Deep textual analysis might suggest a “public vote” could include a general election, but what is more significant is that Mr Corbyn is now open to the possibility of a vote without having to go through the hoops of trying to force a general election first.
Equally significant is that Labour policy now contains some clarity about what form a referendum should take: “A ballot paper would need to contain real choices for both Leave and Remain voters.” It is not explicit, but it is unavoidable, that “Remain” would have to be an option on the ballot paper. It is also strongly implied that a no-deal Brexit would have to be an option, as that is what many Leave voters regard as a “real” choice.
The policy is silent on the possibility of a three-option “preferendum”, with a Brexit deal being the third choice, which is probably sensible at this stage, and it goes on to say: “This will of course depend on parliament.” This is a mere statement of fact – the kind of fact that seems to have long ceased to trouble most of the candidates for the Conservative leadership. It raises the awkward question of whether parliament would be prepared to put a no-deal option on the ballot paper, but at least Labour policy seems to be based in the reality of a hung parliament.

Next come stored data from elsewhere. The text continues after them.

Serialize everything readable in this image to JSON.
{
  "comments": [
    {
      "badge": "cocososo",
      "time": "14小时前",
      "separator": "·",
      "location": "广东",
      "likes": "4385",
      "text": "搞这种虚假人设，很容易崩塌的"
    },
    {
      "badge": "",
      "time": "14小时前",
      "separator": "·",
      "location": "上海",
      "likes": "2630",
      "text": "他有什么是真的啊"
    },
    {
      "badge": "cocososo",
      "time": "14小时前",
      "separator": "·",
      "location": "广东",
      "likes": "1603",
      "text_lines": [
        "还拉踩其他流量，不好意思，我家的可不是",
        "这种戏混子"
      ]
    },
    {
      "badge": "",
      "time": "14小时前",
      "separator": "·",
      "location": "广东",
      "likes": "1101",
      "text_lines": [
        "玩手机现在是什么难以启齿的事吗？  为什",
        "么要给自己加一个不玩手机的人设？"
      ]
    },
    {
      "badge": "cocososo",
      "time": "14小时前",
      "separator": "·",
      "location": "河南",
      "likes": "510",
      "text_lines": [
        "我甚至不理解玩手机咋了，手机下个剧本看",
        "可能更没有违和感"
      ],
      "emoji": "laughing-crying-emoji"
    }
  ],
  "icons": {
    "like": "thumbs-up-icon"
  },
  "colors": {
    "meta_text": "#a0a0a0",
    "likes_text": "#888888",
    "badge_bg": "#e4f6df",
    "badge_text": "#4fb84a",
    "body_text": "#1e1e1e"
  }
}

The next stage of Labour’s slow progress towards a democratic, reality-based position on Brexit is to consult members, supporters and trade unionists on developing the policy. In this, The Independent suggests that the party needs to take seriously the case made by the 26 Labour MPs against a referendum. Their strongest argument is that the party pledged to “respect the outcome of the 2016 referendum and negotiate Brexit”.
Mr Corbyn needs to respond to that by saying, loud and clear, that the Brexit terms negotiated by the prime minister were rejected – regardless of the Labour position – by a significant number of Brexiteers themselves. They stopped the UK leaving the EU because they were not prepared to vote for the only possible way it could have been done.
The only way to break the deadlock of the Brexiteers’ own making is to go back to the people and give them the Final Say.